Pero como en la insólita Venezuela, la tierra de lo posible, las cosas no podían ir tan bien, una tarde le interrumpió la siesta el desesperado sonido de un intercomunicador insistente. Adormilado se levantó y contestó con voz gruesa:
–¿Sí, buenas?
–Buenas, ¿Carlos Pérez? Hola, es la hermana del muchacho que te robó. ¿Puedes bajar?
Lo pensó dos veces antes de bajar, pero decidió que había que averiguar qué pasaba. Se preguntó cómo había llegado hasta ahí, si vendría armada o con un matón amigo suyo. Sintió escalofríos y cosquillas detrás de las rodillas, mientras se acercaba a la reja de afuera se preguntó si sería ese el día de su muerte.
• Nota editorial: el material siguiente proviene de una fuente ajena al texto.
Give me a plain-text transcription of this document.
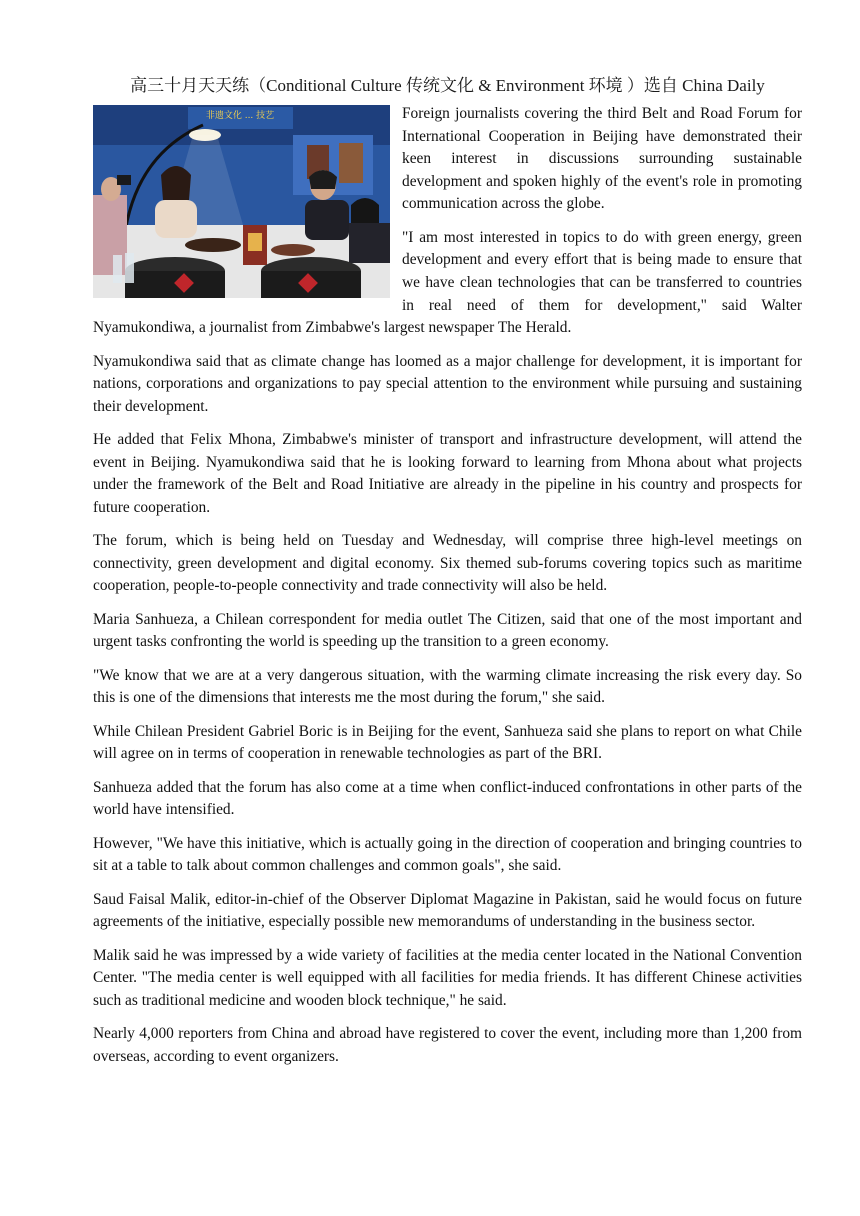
高三十月天天练（Conditional Culture 传统文化 & Environment 环境 ）选自 China Daily
非遗文化 ... 技艺	Foreign journalists covering the third Belt and Road Forum for International Cooperation in Beijing have demonstrated their keen interest in discussions surrounding sustainable development and spoken highly of the event's role in promoting communication across the globe.

"I am most interested in topics to do with green energy, green development and every effort that is being made to ensure that we have clean technologies that can be transferred to countries in real need of them for development," said Walter Nyamukondiwa, a journalist from Zimbabwe's largest newspaper The Herald.

Nyamukondiwa said that as climate change has loomed as a major challenge for development, it is important for nations, corporations and organizations to pay special attention to the environment while pursuing and sustaining their development.

He added that Felix Mhona, Zimbabwe's minister of transport and infrastructure development, will attend the event in Beijing. Nyamukondiwa said that he is looking forward to learning from Mhona about what projects under the framework of the Belt and Road Initiative are already in the pipeline in his country and prospects for future cooperation.

The forum, which is being held on Tuesday and Wednesday, will comprise three high-level meetings on connectivity, green development and digital economy. Six themed sub-forums covering topics such as maritime cooperation, people-to-people connectivity and trade connectivity will also be held.

Maria Sanhueza, a Chilean correspondent for media outlet The Citizen, said that one of the most important and urgent tasks confronting the world is speeding up the transition to a green economy.

"We know that we are at a very dangerous situation, with the warming climate increasing the risk every day. So this is one of the dimensions that interests me the most during the forum," she said.

While Chilean President Gabriel Boric is in Beijing for the event, Sanhueza said she plans to report on what Chile will agree on in terms of cooperation in renewable technologies as part of the BRI.

Sanhueza added that the forum has also come at a time when conflict-induced confrontations in other parts of the world have intensified.

However, "We have this initiative, which is actually going in the direction of cooperation and bringing countries to sit at a table to talk about common challenges and common goals", she said.

Saud Faisal Malik, editor-in-chief of the Observer Diplomat Magazine in Pakistan, said he would focus on future agreements of the initiative, especially possible new memorandums of understanding in the business sector.

Malik said he was impressed by a wide variety of facilities at the media center located in the National Convention Center. "The media center is well equipped with all facilities for media friends. It has different Chinese activities such as traditional medicine and wooden block technique," he said.

Nearly 4,000 reporters from China and abroad have registered to cover the event, including more than 1,200 from overseas, according to event organizers.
Afortunadamente la chica no vino con malas intenciones. Le dijo que su hermano era drogadicto y que seguro estaba pescando con qué rebuscarse. Le propuso llegar a un acuerdo mutuo para que Carlitos no pusiera cargos, pues su hermano –el ladrón– ya tenía un expediente abierto y si le sumaban este delito lo condenarían a varios años de cárcel.
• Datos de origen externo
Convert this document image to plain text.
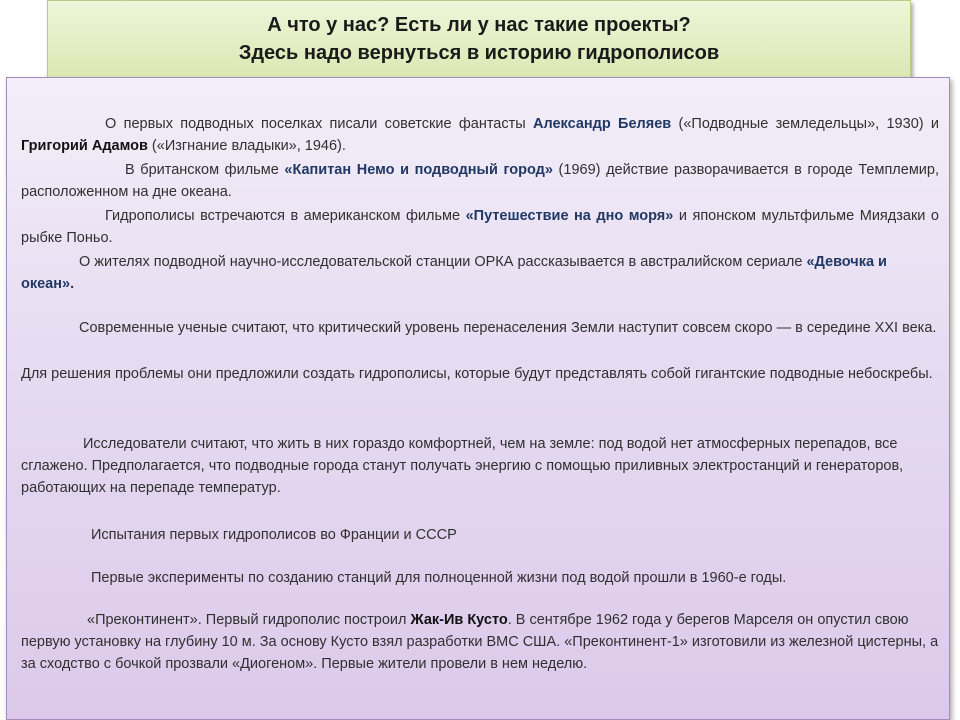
А что у нас? Есть ли у нас такие проекты?
Здесь надо вернуться в историю гидрополисов
О первых подводных поселках писали советские фантасты Александр Беляев («Подводные земледельцы», 1930) и Григорий Адамов («Изгнание владыки», 1946).
В британском фильме «Капитан Немо и подводный город» (1969) действие разворачивается в городе Темплемир, расположенном на дне океана.
Гидрополисы встречаются в американском фильме «Путешествие на дно моря» и японском мультфильме Миядзаки о рыбке Поньо.
О жителях подводной научно-исследовательской станции ОРКА рассказывается в австралийском сериале «Девочка и океан».
Современные ученые считают, что критический уровень перенаселения Земли наступит совсем скоро — в середине XXI века.
Для решения проблемы они предложили создать гидрополисы, которые будут представлять собой гигантские подводные небоскребы.
Исследователи считают, что жить в них гораздо комфортней, чем на земле: под водой нет атмосферных перепадов, все сглажено. Предполагается, что подводные города станут получать энергию с помощью приливных электростанций и генераторов, работающих на перепаде температур.
Испытания первых гидрополисов во Франции и СССР
Первые эксперименты по созданию станций для полноценной жизни под водой прошли в 1960-е годы.
«Преконтинент». Первый гидрополис построил Жак-Ив Кусто. В сентябре 1962 года у берегов Марселя он опустил свою первую установку на глубину 10 м. За основу Кусто взял разработки ВМС США. «Преконтинент-1» изготовили из железной цистерны, а за сходство с бочкой прозвали «Диогеном». Первые жители провели в нем неделю.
La chica siguió hablando, pero a Carlitos no podía enfocarse en lo que ella decía y de un momento a otro no pudo contenerse:
–¿Cómo llegaste aquí? ¿Quién te dio mi dirección?
–Es que como yo soy hermana del acusado tengo derecho al expediente. Así que fui a la fiscalía y pedí verlo. Ahí me sugirieron hablar contigo para que llegáramos a lo que me dijeron que se llamaba un «acuerdo reparatorio», que yo te pague y tú no denuncies, pues…
Ahora, detengámonos un momento. A pesar de que parecieran no existir estadísticas sobre robos y hurtos, cualquier habitante de este país te puede hablar de lo inseguras que se han convertido nuestras calles. En Venezuela este tipo de información es pública y quien denuncia debe atenerse a las consecuencias. Sea o no con la intención de llegar a un acuerdo, ¿se justifica que la policía –servicio básico de los ciudadanos que debería garantizar la integridad física de los ciudadanos– le de tu dirección a la familia de quien acaba de cometer un delito en tu contra?
¿Seguridad personal? Historias como la de Carlitos generan mayor incentivo para que la gente común propicie la impunidad del delito y reconsideren si realmente confiar en las instituciones venezolanas es una opción.